Engel often employs archetypal animal forms as the basis for her artistic inquiry. The animal imagery (notably dogs) symbolizes, as it has long served in myth, a bridge between the natural world and the individual.
Although the artist often plays with scale, the animals’ postures capture the essence of their corporeality and evince a kinetic vitality, even as their bodies are coated in a compelling maze of mosaics that draw the eye across the surface. What is most interesting about their stances, though, is that their body language conveys an engagement with some unseen other, whether the viewer, a third party or another animal.
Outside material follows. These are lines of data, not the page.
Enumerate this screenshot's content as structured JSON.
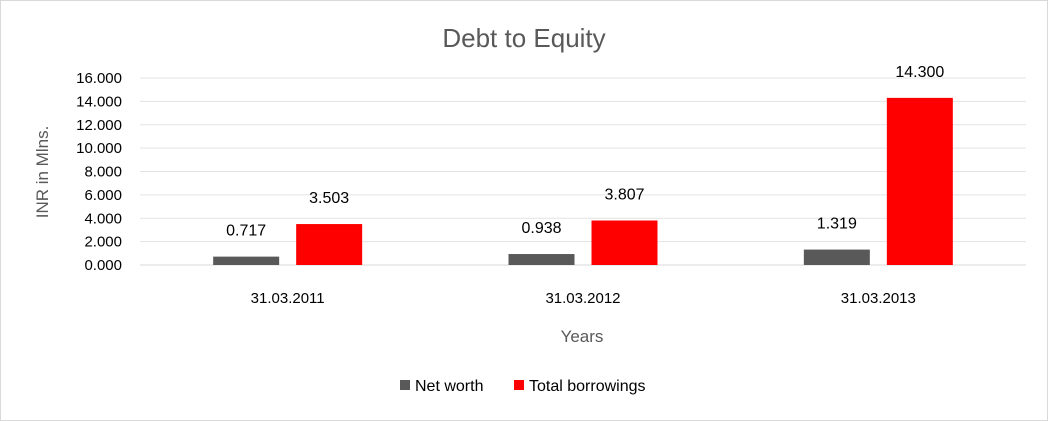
{
  "chart_data": {
    "type": "bar",
    "title": "Debt to Equity",
    "xlabel": "Years",
    "ylabel": "INR in Mlns.",
    "categories": [
      "31.03.2011",
      "31.03.2012",
      "31.03.2013"
    ],
    "series": [
      {
        "name": "Net worth",
        "values": [
          0.717,
          0.938,
          1.319
        ],
        "color": "#595959",
        "labels": [
          "0.717",
          "0.938",
          "1.319"
        ]
      },
      {
        "name": "Total borrowings",
        "values": [
          3.503,
          3.807,
          14.3
        ],
        "color": "#ff0000",
        "labels": [
          "3.503",
          "3.807",
          "14.300"
        ]
      }
    ],
    "ylim": [
      0,
      16
    ],
    "yticks": [
      "0.000",
      "2.000",
      "4.000",
      "6.000",
      "8.000",
      "10.000",
      "12.000",
      "14.000",
      "16.000"
    ],
    "grid": true,
    "legend_position": "bottom"
  }
}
In this exhibition, Engel returns to some of her familiar canine statuary. “Blue” is a large dog covered in watch faces that harks back to her original “Blue Dog,” just as “Lucky Pup,” covered in tiny dice, references her older “Lucky Dog.” While not exactly exploring new ground, both are great representations of what the artist does best: contrasting the naturalistic expression in the poses of the animals with the playful artifice of the surfaces.
After a recent trip to India, Engel was inspired to add elephants to the collection. Three pieces, “Bullet Elephant,” “Ceramic Elephant” and “Mirror Elephant,” whose surface treatments are indicated in their titles, are visually pleasing but lack a sense of real presence, as their stances are not as evocative as past work. “Ceramic Elephant,” covered in a composite of blue mirrored shards and a multitude of mass-produced elephant figurines, is the most compelling of the trio because of its rich surface.
“Unicorn” is perhaps the least successful piece in the show. It depicts a mirrored female figure sitting with a unicorn crouching beside her, somewhat similar to the pose seen in the famous 16th-century Netherlandish “Unicorn Tapestries.” The composition of the work, which might reference this mythological taming of the beast by a virgin (a Christian allegory), is awkward, and it lacks the beauty of line and subtlety of her successful pieces.
“Jaguar With Shaman” takes a slightly different tack. Here, Engel has created a bare-breasted, “native” female figure riding astride a black, mixed-media-encrusted jaguar. The rider’s brown skin is adorned with various symbolic tattoos of flora and fauna (applied transfers from vintage prints) — the Tree of Life, the lotus and various creatures, birds, a wolf, a snake, a bat, etc. — which symbolize her spiritual, shamanistic powers. Although interesting in the details of its adornment, the work’s metaphorical-mystical content feels a bit heavy-handed, and the figure appears oddly proportioned in a stiff, doll-like manner.
With “White Bear With Cub” Engel produces a more compelling dynamic. The animals relate to each other, as opposed to a seen (or unseen) human, and the effect is charming. They evoke the notion of white bears, an unusual phenomenon outside the Arctic, which play a prominent role as “spirit bears” in Native American folklore. Regardless of any mythological construct, Engel proves once again that a strong sense of animal presence can arise from the most elegant and minimal of forms.